Elephant Risk Management & Technology Innovations

With dwindling habitats and large appetites, Elephants are increasingly dangerous in countries like India. Elephants are increasingly entering cities, killing people and eating crops of coconuts, ginger and other valuables.  On December 29th, for example, they entered the Indian city of Bhubaneswar, attacking a honking car and injuring six people reports The Times of India.  This video of an Elephant rampage in Sri Lanka shows how hard they are to control.  This elephant plays with a minivan like it’s a toy.

[YouTube=http://www.youtube.com/watch?v=qnOkbVJNaYc]

If you’re a farmer, or just live in a city with a forest that contains wild Elephants, they represent a special kind of
Enterprise Risks to your business, not unlike the Monkey Marauders noted in a previous blog entry.

But in the case of Elephants, several noteworthy options are being tested for efficacy in thwarting the Elephant menace:

1) The man honking his horn was hoping to scare away the elephant, and that strategy backfired

2) Forest officials in Mochapallam brought two trained elephants to drive a wild herd of 13 elephants back to the forest.  They successfully persuaded 12 to follow, but one got away and chased officials and local citizens.

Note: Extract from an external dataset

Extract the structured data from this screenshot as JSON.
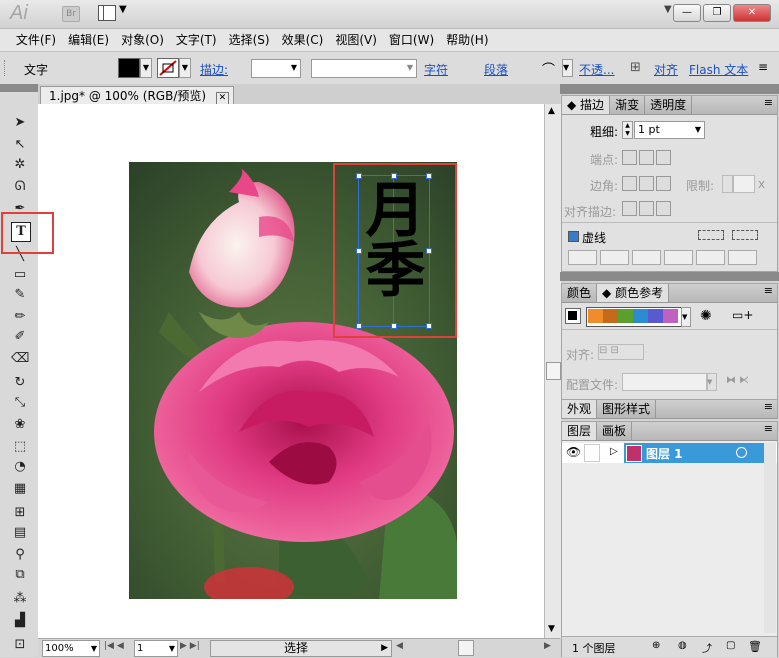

3) The officials in Mochapallam ultimately were successful in getting the remaining renegade Elephant to retreat to the forest by lighting firecrackers.

4) A Bengali inventor, Amunuddin Ahmed, invented an “Elephant Repellent“, that combines sirens, bulbs and wires connected to a battery, or solar power.

Each of these examples, is a real option – the investment, or partial investment, with an uncertain payoff.  In one case, there was not only no payoff – but the strategy backfired.

I’m continuously fascinated by the range of risks that need to be considered by different industries in different countries.  Clearly Elephant rampages are rare, but so are Enron scandals and both have terrible outcomes. Are you considering all the risks to your operations, even if they’re not as exotic as Elephants?  Do you understand your options, and what they’re worth to you?